ANGUS Brendan MacNeil MP claims that customers should quit RBS over its latest branch closure plan (‘Take your money out of RBS,’ urges Scottish MP, The National, January 12). The widely held believe that banks lend only the money in their vaults is a myth. Banks have a licence to create money out of nothing – at the mere stroke of a computer key!

RG Hawtrey's article, Money, in the Encyclopaedia Britannica (14th Edition, 1929, volume 15), says: ''Banks lend by creating credit; they create the means of payment out of nothing''. In 2014, the total UK money supply was £2.1 trillion – but 97 per cent of this had been created out of nothing by the banks as loans. Only three per cent, £62 billion, had been issued as legal tender in the form of Bank of England notes and Royal Mint coins. Almost without knowing it, we have transferred huge, unaccountable power to the private banks. Most of the money supply is controlled by 56 unelected individuals – the directors of the five major banks. These licences to create money ex nihilo should be revoked. Only the state should have the power to create money.

Banks are closing branches at an alarming rate. According to the British Retail Consortium, debit cards have now overtaken cash as the most popular form of payment in the UK. At present, credit card companies have the legal right to refuse anyone a card or to revoke an existing card without giving reasons. How would anyone function in a cashless society without a card? Should our entire financial system be in the hands of private companies?

Sweden is already well on the way to becoming a cashless society. What is here proposed is that Scotland becomes a truly cashless society – but that the replacement of cash (coins and notes), be entirely in the hands of the Scottish Government. In this system, everyone would be given a unique Scottish Post Office Cashless Account (''SPOCA'') – just as every Scottish resident at present has a unique National Insurance number.

The only money in your SPOCA would have been put there by you, or your employer or your pension provider or friends and relations. This account would garner no interest. The issuing and ownership and administration of SPOCA cards would be exactly as it is for Scottish cash at present. Think and treat a SPOCA in exactly the same way as currently you think and treat your purse or wallet. In fact, your SPOCA would be your purse or wallet! You would be provided with a SPOCA plastic card (or equivalent), which you would use to purchase anything that you can buy now with cash or credit or debit card.

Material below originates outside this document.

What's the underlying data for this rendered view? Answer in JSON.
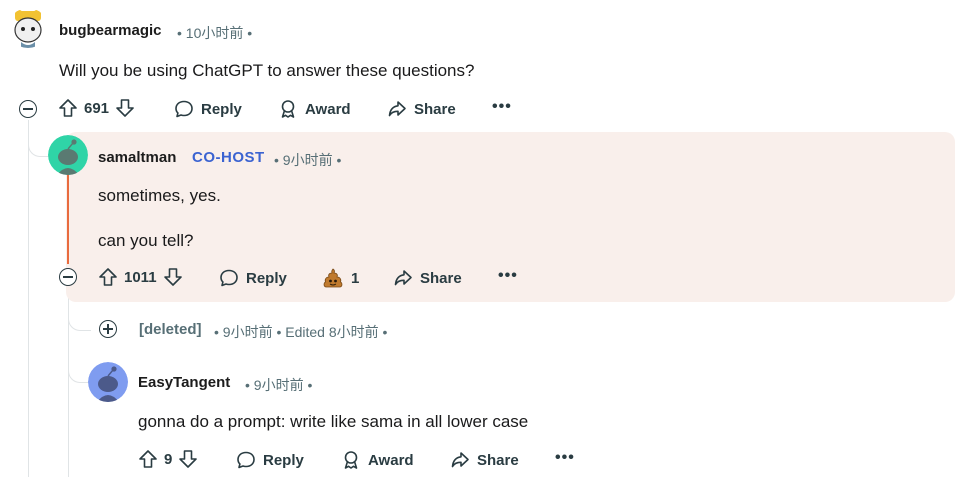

Just as there is no going into the red with your wallet, so there would be no overdrawing of your SPOCA. Once it is empty, that's it – as with your wallet, replenishment is your responsibility. Cash in the form of coins and notes would, of course, completely disappear and be replaced by SPOCA cards. But, unlike using your current credit card, it would not cost you or a vendor a single penny on top of the cost of the thing you are buying – just exactly as if you are paying with coins or notes.  At present, credit card companies charge the vendor (and so ultimately you) for the privilege of using their cards.

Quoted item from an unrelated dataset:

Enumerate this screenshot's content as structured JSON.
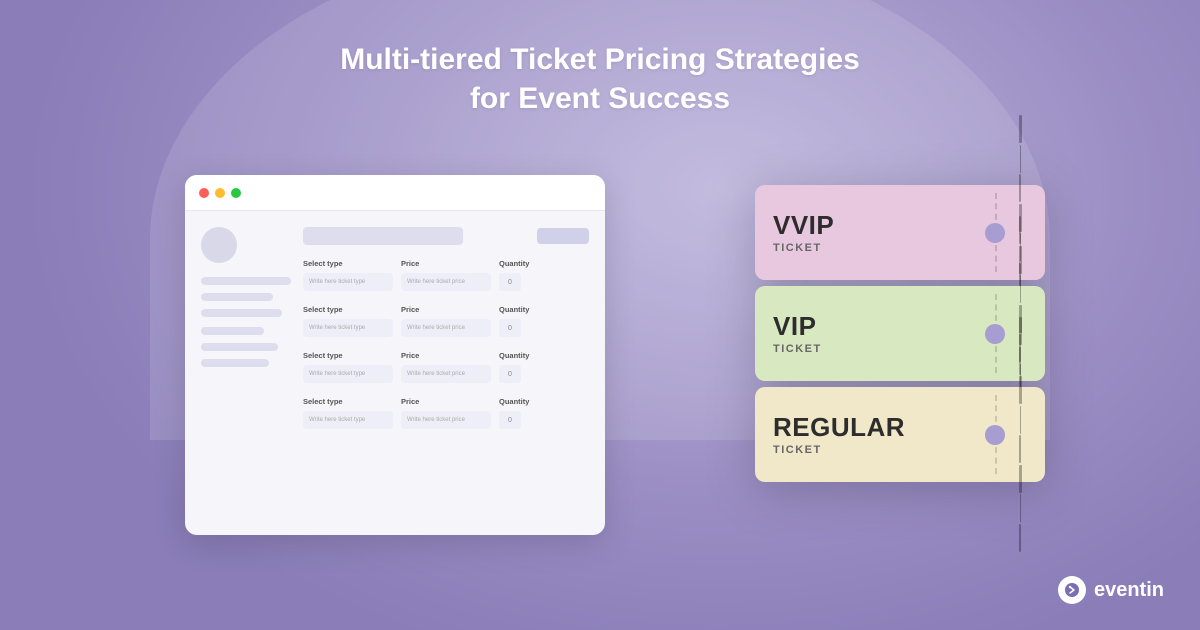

The convertibility issue for those leaving or entering the Scotland would be dealt with by the Scottish port of entry authorities, and might involve the issuing of temporary SPOCA cards to visitors.

What about the digital security of SPOCAs? Estonia already has a national system of digital IDs, which enable instant and secure authentication, communication and identification in everything from internet banking to picking up a prescription. The IDs are available to outsiders too, under Estonia's ''e-residency'' programme. In a pilot project launched in the third week of August 2017, French citizens with European eIDAS digital IDs are able to open an HSBC bank account in Britain.

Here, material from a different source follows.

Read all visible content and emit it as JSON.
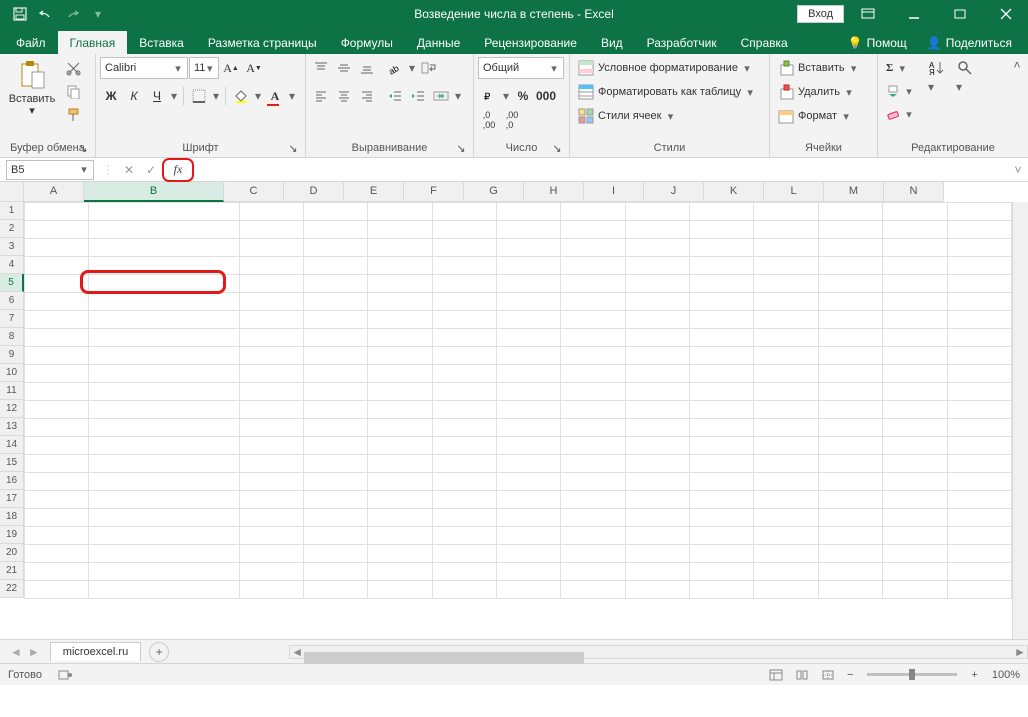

One enormous advantage of this SPOCA system would be the privacy issue. Nobody could monitor, and hence data mine, your spending habits. Only under clearly defined circumstances would the Scottish Government have access to SPOCA card data.

At present, whenever you use a plastic card the private card providers know exactly what you bought, how much you spent and even where you were when you made the purchase. Recently, there have been a number of well-documented cases where people have been tracked down almost exclusively via their use of cards. Not only the banks and card companies, but retailers (for example the supermarkets) also can have this personal information and can us it to track what you buy and (amongst other things) send you targeted advertising. Even more sinister, it is not generally known that card companies have the power to deny someone access to a card and even rescind an extant card – all without giving reasons. What would a person do in a cashless society if they did not have a card?

Before the private banks and card companies take complete control of our country's financial system, let the Scottish Government take the initiative, and take back control over our legal tender, and make Scotland a truly cashless society. 

Doug Clark
Currie, Midlothian

WHY all of a sudden have most of the “Scottish” high street bank branches converted some of their ATMs to dispense Bank of England only notes? At 57 years of age I, and many others, have survived quite happily without that facility. I do not buy the excuse it is to provide customers with holiday money. Like most people I take a credit card with me on holiday if I require extra cash, not Sterling.